2/ Lui font produire des relations de concurrence entre les producteurs.

Quand on produit des marchandises pour le marché, on produit nécessairement des relations de
CONCURRENCE entre les producteurs. Une usine, une coopérative, n'est pas seule à fabriquer telle marchandise. Sur le marché, il y a de multiples produits communs, le consommateur achète le moins cher possible. Aussi pour vendre pas cher, il faut fabriquer pas cher. Cela veut dire réduire au maximum le coût de production. Chacun sait comment: restructurer, augmenter les cadences, baisser les salaires, précariser les ouvriers, employer des auxiliaires dans les SCOP.
Relations de concurrence entre les ouvriers d'une même boîte : augmentations individuelles, division
entre OS et OP. Entre les ouvriers de différentes boîtes: il faut vendre contre l'autre. Entre les chômeurs et les actifs: accepter les licenciements pour que les autres travaillent. Entre hommes et femmes, entre femmes et vieux. Entre français et immigrés: " qu'ils rentrent chez eux ! ".

3/ Lui font produire des dirigeants, des dirigés.

Quand l'objet de la production s'inscrit dans la logique du profit, l'organisation du travail ne peut être
que celle que nous connaissons : une armée de manuels aux ordres d'une élite intellectuelle qui a tout le pouvoir de décision. Ce sont les pistons du moteur capitaliste. Sans remettre en cause la logique du profit, donc la rivalité de marché, on ne peut échapper à l'organisation capitaliste " classique " du travail. Comme il faut aller toujours plus vite, passer le moins de temps possible pour fabriquer un produit, les ouvriers sont cantonnés à assumer exclusivement cette course au temps. Rivés sur leur machine. Temps durant lequel les intellectuels des méthodes, de l'encadrement, sélectionnent dans la boîte à idées ce qui permet d'augmenter les cadences. Le commercial se chargeant de trouver les marchés. Tout est ainsi découpé, morcelé, pour gagner en compétitivité.
 
Nous voulons de " nouveaux critères de gestion" disent PCF et CGT. Espérant faire tourner autre-
ment le moteur Capital. Mais le squelette de ces critères restant concurrence, profit, loi de la jungle, cela ne peut conduire qu'aux expériences Manufrance ou Menzer ( voir encart ) : casse et licenciements. Des capitalistes de gauche ont simplement remplacé ceux de droite, mais l'Ensemble Capital laisse socialement chacun à sa place: l'ouvrier aux manivelles. Et quand ça rapporte plus, à l'ANPE.

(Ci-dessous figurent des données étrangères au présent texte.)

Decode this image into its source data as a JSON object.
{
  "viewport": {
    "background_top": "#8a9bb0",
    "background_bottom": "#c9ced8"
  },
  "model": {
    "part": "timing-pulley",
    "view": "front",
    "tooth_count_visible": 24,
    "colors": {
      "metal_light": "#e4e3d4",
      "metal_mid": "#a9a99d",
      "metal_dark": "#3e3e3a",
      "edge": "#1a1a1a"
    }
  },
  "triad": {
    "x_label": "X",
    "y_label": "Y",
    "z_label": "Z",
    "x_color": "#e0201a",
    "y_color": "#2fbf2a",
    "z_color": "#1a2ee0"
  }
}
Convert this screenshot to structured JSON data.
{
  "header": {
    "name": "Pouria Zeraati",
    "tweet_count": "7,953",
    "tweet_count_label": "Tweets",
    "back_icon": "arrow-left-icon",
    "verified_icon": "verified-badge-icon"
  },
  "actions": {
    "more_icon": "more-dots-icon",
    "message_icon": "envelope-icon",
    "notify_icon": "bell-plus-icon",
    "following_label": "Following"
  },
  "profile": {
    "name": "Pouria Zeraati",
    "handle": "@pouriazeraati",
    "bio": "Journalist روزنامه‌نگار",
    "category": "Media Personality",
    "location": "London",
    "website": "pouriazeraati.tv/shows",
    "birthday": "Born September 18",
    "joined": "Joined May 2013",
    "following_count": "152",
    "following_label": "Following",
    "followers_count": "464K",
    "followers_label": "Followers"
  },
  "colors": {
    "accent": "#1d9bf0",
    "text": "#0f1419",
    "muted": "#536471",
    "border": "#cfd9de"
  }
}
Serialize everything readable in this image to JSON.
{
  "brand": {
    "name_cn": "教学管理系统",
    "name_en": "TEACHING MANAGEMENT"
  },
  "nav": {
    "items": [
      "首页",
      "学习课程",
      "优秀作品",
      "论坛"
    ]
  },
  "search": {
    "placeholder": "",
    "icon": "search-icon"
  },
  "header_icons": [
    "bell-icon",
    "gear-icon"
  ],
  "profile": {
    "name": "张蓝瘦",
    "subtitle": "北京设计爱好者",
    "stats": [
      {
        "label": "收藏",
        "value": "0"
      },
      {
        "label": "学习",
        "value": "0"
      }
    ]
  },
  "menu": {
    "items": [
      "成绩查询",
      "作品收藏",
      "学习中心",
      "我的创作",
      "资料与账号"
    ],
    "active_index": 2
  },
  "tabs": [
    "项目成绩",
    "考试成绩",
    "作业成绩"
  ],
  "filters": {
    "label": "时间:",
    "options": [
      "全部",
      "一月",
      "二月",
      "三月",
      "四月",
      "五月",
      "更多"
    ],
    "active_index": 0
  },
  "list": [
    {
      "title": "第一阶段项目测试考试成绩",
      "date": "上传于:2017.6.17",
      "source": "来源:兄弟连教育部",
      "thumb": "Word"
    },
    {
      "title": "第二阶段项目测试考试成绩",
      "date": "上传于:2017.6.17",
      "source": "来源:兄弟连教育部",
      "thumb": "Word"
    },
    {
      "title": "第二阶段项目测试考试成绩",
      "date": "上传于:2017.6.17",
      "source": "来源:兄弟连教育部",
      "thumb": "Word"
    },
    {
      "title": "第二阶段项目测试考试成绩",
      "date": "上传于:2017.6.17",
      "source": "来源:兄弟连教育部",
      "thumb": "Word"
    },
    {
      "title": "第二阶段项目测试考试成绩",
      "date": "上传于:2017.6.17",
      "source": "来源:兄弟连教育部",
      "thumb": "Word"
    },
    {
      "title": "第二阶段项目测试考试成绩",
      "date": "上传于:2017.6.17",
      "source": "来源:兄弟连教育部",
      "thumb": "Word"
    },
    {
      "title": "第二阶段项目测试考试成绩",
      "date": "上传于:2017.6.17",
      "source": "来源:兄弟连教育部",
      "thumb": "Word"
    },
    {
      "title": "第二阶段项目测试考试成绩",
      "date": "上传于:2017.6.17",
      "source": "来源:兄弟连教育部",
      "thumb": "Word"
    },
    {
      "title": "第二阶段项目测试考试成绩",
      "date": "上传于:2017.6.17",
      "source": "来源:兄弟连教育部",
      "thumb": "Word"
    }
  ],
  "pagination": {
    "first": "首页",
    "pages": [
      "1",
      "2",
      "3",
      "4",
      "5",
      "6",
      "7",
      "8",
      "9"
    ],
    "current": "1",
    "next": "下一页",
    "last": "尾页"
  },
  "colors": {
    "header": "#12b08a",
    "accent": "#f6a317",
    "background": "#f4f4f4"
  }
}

 4/ Lui font produire une façon de vivre

Produire des marchandises, fournir l'énergie nécessaire au moteur Capital, c'est produire et reproduire
pour les ouvriers une vie de producteurs soumis, consommateurs de besoins façonnés par le capitalisme, ballottés par les crises interminables. Tu travailleras à la sueur de ton front dit le bourgeois à l'ouvrier. C'est la sanction pour avoir été paresseux à l'école ! Derrière cette leçon de morale se cachent des rapports de classes où violemment la bourgeoisie assure aux siens les bases du pouvoir sur la société. La seule perspective qu'elle laisse à l'ouvrier c'est de s'en sortir en écrasant les autres, de trouver sa vraie liberté dans la production et l'accumulation de biens matériels. Pendant ce temps sa tête se vide. C'est l'aboutissement organisé de la société de consommation, bagne à perpétuité pour les OS presse-boutons et les professionnels routiniers.

L'effondrement de Menzer, coopérative exemplaire

Reprise en 1982 sous forme de SCOP à l'initiative de la CGT, l'entreprise alsacienne de maroquinerie devait être le symbole du "changement". Elle vient d'être mise en liquidation.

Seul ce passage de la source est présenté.